Frequently Asked Questions

How old is Thomasin McKenzie in 2026?

She was born on July 26, 2000, making her 25 years old as of April 2026. She turns 26 in July 2026.

Where is Thomasin McKenzie from?

She was born and raised in Wellington, New Zealand — the country’s capital city and its cultural heart, home to Peter Jackson’s film production infrastructure. She attended Samuel Marsden Collegiate School in Wellington and completed her secondary education there in 2018.
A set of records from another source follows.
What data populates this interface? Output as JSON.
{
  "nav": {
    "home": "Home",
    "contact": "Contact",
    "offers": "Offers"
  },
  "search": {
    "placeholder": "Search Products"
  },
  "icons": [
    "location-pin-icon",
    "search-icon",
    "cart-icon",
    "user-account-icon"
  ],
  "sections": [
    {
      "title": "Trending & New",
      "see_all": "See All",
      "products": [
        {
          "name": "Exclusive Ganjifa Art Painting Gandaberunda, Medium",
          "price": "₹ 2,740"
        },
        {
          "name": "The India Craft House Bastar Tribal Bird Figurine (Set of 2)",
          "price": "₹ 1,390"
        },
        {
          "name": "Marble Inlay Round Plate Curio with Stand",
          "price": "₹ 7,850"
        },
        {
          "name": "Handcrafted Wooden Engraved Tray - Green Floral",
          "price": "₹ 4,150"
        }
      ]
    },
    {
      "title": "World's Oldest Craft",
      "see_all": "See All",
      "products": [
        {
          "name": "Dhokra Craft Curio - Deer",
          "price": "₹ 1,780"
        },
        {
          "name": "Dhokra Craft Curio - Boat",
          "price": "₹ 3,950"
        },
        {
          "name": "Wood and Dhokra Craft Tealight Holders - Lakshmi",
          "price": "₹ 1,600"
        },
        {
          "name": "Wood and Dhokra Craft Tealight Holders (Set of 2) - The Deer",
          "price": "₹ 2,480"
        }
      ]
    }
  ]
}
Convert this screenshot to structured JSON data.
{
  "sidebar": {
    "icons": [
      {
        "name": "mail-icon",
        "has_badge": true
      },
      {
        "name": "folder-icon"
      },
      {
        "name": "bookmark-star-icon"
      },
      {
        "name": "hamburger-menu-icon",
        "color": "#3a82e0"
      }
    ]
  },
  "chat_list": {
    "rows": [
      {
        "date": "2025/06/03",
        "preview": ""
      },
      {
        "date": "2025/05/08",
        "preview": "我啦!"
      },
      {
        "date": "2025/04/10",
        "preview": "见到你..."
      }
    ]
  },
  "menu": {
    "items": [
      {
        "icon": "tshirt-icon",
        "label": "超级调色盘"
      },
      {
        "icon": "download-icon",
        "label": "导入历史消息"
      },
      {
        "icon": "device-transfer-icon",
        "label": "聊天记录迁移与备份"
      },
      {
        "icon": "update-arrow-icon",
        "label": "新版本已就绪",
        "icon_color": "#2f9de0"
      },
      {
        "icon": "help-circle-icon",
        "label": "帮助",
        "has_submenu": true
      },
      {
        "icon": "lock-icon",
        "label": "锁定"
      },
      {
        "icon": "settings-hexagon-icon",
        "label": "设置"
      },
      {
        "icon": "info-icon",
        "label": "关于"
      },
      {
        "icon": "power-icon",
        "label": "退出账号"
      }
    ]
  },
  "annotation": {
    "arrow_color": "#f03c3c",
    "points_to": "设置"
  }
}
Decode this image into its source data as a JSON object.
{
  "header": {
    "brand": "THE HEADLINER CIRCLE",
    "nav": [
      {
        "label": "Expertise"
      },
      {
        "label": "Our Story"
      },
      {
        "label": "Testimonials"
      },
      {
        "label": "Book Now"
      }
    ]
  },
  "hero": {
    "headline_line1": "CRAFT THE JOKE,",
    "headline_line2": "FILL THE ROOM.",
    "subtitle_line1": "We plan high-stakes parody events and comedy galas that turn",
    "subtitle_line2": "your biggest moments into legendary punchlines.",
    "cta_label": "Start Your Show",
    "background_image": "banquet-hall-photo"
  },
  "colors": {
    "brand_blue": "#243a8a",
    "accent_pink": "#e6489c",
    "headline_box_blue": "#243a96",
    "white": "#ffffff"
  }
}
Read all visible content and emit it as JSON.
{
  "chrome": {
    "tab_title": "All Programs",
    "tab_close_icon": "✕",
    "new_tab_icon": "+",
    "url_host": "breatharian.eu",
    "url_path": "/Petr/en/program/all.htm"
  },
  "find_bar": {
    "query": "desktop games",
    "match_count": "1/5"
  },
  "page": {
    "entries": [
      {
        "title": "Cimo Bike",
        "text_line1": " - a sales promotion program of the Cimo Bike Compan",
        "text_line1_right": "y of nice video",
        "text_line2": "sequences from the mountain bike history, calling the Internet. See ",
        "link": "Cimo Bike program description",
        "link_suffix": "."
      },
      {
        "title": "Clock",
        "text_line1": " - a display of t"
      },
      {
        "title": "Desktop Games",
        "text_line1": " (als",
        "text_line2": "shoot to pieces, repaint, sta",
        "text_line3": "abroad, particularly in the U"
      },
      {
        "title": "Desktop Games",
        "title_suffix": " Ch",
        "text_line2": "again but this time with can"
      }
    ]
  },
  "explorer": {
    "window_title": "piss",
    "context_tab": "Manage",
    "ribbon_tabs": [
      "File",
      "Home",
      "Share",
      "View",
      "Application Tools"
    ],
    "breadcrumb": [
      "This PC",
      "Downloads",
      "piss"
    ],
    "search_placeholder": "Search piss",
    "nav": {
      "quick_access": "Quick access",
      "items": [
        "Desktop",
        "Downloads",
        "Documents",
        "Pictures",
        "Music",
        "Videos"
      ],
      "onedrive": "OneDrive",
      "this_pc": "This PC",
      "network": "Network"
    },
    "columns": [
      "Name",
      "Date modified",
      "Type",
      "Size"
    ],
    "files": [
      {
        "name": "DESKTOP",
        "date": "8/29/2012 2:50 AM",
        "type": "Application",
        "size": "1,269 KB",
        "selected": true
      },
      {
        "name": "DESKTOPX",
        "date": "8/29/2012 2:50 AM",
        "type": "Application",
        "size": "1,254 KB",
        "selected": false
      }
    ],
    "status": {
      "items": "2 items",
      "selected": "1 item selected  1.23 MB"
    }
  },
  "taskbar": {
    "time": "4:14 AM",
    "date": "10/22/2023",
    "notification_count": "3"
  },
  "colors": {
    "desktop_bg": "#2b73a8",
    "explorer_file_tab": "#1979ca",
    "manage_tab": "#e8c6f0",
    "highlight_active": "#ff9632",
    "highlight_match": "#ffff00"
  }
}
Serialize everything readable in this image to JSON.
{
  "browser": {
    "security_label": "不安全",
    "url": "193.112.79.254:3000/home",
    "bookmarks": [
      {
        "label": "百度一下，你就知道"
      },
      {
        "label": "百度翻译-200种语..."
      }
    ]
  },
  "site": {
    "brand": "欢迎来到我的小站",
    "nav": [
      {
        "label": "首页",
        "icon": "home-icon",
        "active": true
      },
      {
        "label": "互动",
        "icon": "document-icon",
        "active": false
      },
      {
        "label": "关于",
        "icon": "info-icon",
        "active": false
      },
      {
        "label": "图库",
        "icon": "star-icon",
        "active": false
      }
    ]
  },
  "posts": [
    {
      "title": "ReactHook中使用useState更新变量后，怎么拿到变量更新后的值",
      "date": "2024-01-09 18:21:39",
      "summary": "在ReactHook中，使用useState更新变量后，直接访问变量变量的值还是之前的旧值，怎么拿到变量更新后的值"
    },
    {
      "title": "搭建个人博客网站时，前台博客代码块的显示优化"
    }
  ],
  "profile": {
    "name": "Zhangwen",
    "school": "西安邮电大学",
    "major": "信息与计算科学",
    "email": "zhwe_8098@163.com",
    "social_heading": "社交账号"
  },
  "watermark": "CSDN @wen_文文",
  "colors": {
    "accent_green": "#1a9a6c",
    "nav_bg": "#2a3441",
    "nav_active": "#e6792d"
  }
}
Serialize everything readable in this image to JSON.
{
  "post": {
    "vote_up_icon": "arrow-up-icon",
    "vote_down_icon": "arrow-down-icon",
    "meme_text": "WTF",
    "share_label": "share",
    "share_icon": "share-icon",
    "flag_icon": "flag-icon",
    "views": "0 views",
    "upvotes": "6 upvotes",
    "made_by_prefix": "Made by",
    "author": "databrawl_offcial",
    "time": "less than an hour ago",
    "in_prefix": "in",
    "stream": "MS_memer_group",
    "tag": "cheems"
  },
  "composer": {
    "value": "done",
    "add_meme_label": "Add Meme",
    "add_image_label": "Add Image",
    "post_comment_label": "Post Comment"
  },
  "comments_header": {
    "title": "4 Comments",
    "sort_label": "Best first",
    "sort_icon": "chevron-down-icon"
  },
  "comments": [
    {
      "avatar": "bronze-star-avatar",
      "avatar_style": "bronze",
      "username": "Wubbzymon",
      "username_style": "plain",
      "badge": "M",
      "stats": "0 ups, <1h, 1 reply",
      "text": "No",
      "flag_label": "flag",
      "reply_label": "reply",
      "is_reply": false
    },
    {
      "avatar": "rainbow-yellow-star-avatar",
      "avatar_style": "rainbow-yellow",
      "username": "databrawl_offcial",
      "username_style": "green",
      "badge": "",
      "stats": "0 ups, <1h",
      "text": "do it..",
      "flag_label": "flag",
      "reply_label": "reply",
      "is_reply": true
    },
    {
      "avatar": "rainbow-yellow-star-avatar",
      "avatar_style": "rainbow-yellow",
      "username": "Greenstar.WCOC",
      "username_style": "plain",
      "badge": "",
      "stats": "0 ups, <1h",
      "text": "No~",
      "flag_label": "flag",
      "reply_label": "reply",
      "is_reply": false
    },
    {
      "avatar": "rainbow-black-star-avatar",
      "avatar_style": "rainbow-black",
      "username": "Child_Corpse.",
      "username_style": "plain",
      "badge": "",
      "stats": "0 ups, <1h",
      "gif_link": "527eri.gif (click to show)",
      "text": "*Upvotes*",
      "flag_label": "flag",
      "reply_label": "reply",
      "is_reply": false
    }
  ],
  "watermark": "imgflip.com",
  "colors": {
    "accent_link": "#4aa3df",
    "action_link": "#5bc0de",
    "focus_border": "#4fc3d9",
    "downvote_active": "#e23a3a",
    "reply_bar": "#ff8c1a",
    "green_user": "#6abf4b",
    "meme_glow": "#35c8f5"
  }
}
Who are Thomasin McKenzie’s parents?

Her mother is Miranda Harcourt — a New Zealand actress and internationally respected acting coach — and her father is Stuart McKenzie, a film and television director. Her grandmother is Dame Kate Harcourt, one of New Zealand’s most celebrated stage and screen actresses.

What is Thomasin McKenzie’s breakthrough role?

Her breakthrough role is Tom in Leave No Trace (2018), directed by Debra Granik. She played the teenage daughter of a PTSD-affected veteran living off-grid in Portland, Oregon, and her performance earned a 100% Rotten Tomatoes score for the film, the National Board of Review Award for Breakthrough Performance, and universal critical recognition as the most significant acting discovery of 2018.

What is Thomasin McKenzie’s most famous role?

Elsa in Jojo Rabbit (2019), directed by Taika Waititi, is her most widely known performance — the young Jewish girl hidden in the walls of a family home during Nazi Germany, in a film that won the Academy Award for Best Adapted Screenplay and was nominated for Best Picture.

What is Last Night in Soho about?

Last Night in Soho (2021), directed by Edgar Wright, is a psychological horror film in which Thomasin plays Eloise — a fashion design student who moves to London and begins experiencing vivid visions of 1960s Soho through the eyes of a young aspiring singer played by Anya Taylor-Joy. It was her first fully solo lead performance at major international production scale.

What are Thomasin McKenzie’s upcoming 2026 projects?

She has four confirmed 2026 projects: The Uprising opposite Andrew Garfield directed by Paul Greengrass; Victorian Psycho opposite Maika Monroe, releasing September 25, 2026; The Rage, a Blumhouse horror production; and Self Portrait, reuniting her with director Mona Fastvold.

What is Joy (2024) about?

Joy (2024), directed by Ben Taylor for Netflix, is a biographical drama in which Thomasin plays Jean Purdy — the British embryologist whose contribution to the development of in vitro fertilisation made the birth of the world’s first IVF baby possible. The film co-stars Bill Nighy and James Norton and premiered at the BFI London Film Festival.

What is The Uprising?

The Uprising is a historical action film directed by Paul Greengrass — director of United 93 and Captain Phillips — in which Thomasin McKenzie stars opposite Andrew Garfield. It is set for 2026 release and represents her most commercially ambitious project to date in terms of director pedigree and production scale.

What is Eileen about?

Eileen (2023), directed by William Oldroyd and adapted from Ottessa Moshfegh’s acclaimed 2015 novel, starred Thomasin as Eileen Dunlop — a repressed, isolated young woman in 1960s Massachusetts who becomes obsessively fixated on a glamorous prison counsellor played by Anne Hathaway. The film premiered at the 2024 Sundance Film Festival to rave reviews.

How many awards has Thomasin McKenzie won?

She has 11 wins and 50 nominations across her career to date — with key individual wins including the National Board of Review Award for Breakthrough Performance for Leave No Trace (2018) and Critics’ Choice Award recognition across multiple cycles.

What is Thomasin McKenzie’s net worth in 2026?

Her estimated net worth in 2026 is approximately $4–6 million USD, built through film fees across eight years of leading and supporting roles in major international productions, Netflix originals, and streaming platform content — with her 2026 four-film slate positioning her for her highest-earning single year to date.